Aubergine! I shall never forget it. The man was a raconteur.
Charles, Midge, her sister (aka Auntie Go), and company went with us to see Colley Cibber‘s splendidly remodeled Restoration Play at Cal Shakes a season later, accompanied by Screamin’ Joe and Denise Hawkins. Toward the end of the evening, both and the company were cloaked in blankets, sitting in a rolling theatrical summer fog.
We had a picnic early that afternoon, before the performance. It was a perfect summer evening. There was a little wine, some pate and brie, and some general carrying on over the cornichons and baguette, as I recall. We talked politics and Charles teased us. At one point I think he even made Joe blush. I can’t recall what it was about.
Lord Foppington, you were also one of a kind. Your costumes, your acting, your je ne sais quos. Such a production.
But Charles is now gone. We only learned it this year when I insisted on seeing him again, and getting him to come with us and show Daniel how to shoot pool with his Uncles. He passed in August. I am too late.

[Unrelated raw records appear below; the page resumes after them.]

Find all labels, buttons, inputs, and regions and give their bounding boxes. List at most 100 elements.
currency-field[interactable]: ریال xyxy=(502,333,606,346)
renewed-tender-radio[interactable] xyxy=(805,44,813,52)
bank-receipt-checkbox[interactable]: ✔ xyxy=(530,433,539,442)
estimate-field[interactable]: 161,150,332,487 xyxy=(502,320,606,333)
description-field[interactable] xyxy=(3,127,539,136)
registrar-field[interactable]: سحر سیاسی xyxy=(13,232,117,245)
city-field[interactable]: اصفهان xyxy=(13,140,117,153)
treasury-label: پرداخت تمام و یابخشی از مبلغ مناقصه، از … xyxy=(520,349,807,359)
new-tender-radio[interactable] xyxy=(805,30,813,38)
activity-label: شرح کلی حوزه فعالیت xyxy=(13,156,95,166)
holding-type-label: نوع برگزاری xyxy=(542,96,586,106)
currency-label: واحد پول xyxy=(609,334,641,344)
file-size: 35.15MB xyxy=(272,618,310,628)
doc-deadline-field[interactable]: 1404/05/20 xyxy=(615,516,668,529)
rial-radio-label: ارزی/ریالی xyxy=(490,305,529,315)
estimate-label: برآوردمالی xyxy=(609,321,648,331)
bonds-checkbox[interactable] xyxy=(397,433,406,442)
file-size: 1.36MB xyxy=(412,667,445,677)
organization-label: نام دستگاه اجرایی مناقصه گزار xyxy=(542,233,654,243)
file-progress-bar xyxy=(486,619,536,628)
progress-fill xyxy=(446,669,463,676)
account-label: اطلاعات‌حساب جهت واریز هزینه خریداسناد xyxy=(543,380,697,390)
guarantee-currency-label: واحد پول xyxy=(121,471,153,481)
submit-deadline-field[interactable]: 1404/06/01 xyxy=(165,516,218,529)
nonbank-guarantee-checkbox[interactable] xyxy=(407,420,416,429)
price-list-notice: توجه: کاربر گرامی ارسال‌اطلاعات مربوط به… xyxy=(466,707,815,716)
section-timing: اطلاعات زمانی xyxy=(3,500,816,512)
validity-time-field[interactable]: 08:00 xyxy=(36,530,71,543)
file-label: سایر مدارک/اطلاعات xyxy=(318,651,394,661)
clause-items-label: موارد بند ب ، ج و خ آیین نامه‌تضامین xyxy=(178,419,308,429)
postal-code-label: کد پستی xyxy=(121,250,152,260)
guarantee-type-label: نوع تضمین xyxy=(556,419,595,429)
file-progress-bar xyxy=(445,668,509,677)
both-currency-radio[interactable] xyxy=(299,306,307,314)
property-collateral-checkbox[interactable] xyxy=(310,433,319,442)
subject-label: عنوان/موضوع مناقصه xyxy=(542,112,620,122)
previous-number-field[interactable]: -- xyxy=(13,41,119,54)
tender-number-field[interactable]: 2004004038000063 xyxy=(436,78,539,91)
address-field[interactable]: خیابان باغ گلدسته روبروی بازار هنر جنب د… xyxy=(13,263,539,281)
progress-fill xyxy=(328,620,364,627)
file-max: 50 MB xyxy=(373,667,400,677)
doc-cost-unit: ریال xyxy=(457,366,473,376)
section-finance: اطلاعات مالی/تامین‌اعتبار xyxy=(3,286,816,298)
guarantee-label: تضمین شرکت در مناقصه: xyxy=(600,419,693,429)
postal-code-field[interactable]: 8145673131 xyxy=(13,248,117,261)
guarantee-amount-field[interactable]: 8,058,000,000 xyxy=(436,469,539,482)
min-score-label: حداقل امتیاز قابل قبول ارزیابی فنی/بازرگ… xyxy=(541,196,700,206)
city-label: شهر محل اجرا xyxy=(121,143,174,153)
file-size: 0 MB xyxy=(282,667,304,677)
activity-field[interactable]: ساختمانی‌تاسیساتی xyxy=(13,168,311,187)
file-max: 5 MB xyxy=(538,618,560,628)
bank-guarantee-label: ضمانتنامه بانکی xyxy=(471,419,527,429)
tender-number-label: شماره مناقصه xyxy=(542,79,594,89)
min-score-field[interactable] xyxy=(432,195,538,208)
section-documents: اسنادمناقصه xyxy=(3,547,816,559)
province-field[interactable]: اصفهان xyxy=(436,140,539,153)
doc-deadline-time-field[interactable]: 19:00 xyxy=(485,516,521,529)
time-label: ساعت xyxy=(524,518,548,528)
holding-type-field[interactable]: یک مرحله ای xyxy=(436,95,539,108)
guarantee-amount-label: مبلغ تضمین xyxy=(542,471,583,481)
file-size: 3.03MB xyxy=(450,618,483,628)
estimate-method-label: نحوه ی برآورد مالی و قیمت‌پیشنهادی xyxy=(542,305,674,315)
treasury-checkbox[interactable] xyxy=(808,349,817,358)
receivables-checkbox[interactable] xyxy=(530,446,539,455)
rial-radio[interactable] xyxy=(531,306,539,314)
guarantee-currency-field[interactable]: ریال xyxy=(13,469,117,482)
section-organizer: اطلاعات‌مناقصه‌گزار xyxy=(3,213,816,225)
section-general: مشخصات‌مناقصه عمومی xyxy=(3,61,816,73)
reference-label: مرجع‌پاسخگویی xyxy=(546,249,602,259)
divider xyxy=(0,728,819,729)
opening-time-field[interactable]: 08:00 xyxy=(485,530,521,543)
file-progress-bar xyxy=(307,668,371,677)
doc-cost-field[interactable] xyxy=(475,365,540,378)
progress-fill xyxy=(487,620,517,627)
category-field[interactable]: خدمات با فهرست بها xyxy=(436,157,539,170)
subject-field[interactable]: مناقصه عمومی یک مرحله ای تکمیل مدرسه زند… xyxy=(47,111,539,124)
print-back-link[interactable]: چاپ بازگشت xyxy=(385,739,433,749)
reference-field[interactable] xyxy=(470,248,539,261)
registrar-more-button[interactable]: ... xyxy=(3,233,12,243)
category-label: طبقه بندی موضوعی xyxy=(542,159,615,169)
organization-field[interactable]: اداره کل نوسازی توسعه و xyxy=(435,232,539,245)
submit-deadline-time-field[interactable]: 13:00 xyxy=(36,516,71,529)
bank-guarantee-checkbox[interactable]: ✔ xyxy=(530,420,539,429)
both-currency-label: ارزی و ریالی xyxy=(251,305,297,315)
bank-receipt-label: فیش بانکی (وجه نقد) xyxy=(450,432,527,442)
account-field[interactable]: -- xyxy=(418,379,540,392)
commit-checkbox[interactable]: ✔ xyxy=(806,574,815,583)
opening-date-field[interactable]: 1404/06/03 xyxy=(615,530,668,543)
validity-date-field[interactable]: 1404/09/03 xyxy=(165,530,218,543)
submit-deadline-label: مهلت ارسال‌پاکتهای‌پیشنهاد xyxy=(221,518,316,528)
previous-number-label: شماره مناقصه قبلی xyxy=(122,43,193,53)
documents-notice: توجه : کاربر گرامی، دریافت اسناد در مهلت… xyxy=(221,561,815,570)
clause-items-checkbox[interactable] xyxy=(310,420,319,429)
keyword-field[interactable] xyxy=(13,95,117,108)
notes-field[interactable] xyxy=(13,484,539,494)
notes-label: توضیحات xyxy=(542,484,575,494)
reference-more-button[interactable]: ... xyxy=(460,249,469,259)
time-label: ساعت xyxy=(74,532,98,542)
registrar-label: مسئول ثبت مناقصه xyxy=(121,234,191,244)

Another great personage has left the stage, one he oh so lightly tread during the brief time I knew him — gone this past year. One of his favorite restaurants was Verbena, downtown. Is it still there?
I wish I had gotten more of a chance to know them. They were one of a kind. That mixture of ebullience, wit, and talent, that kind of passionate personality comes along so rarely. We are much the poorer for their loss.
Rest in peace, Charles and Midge Lester.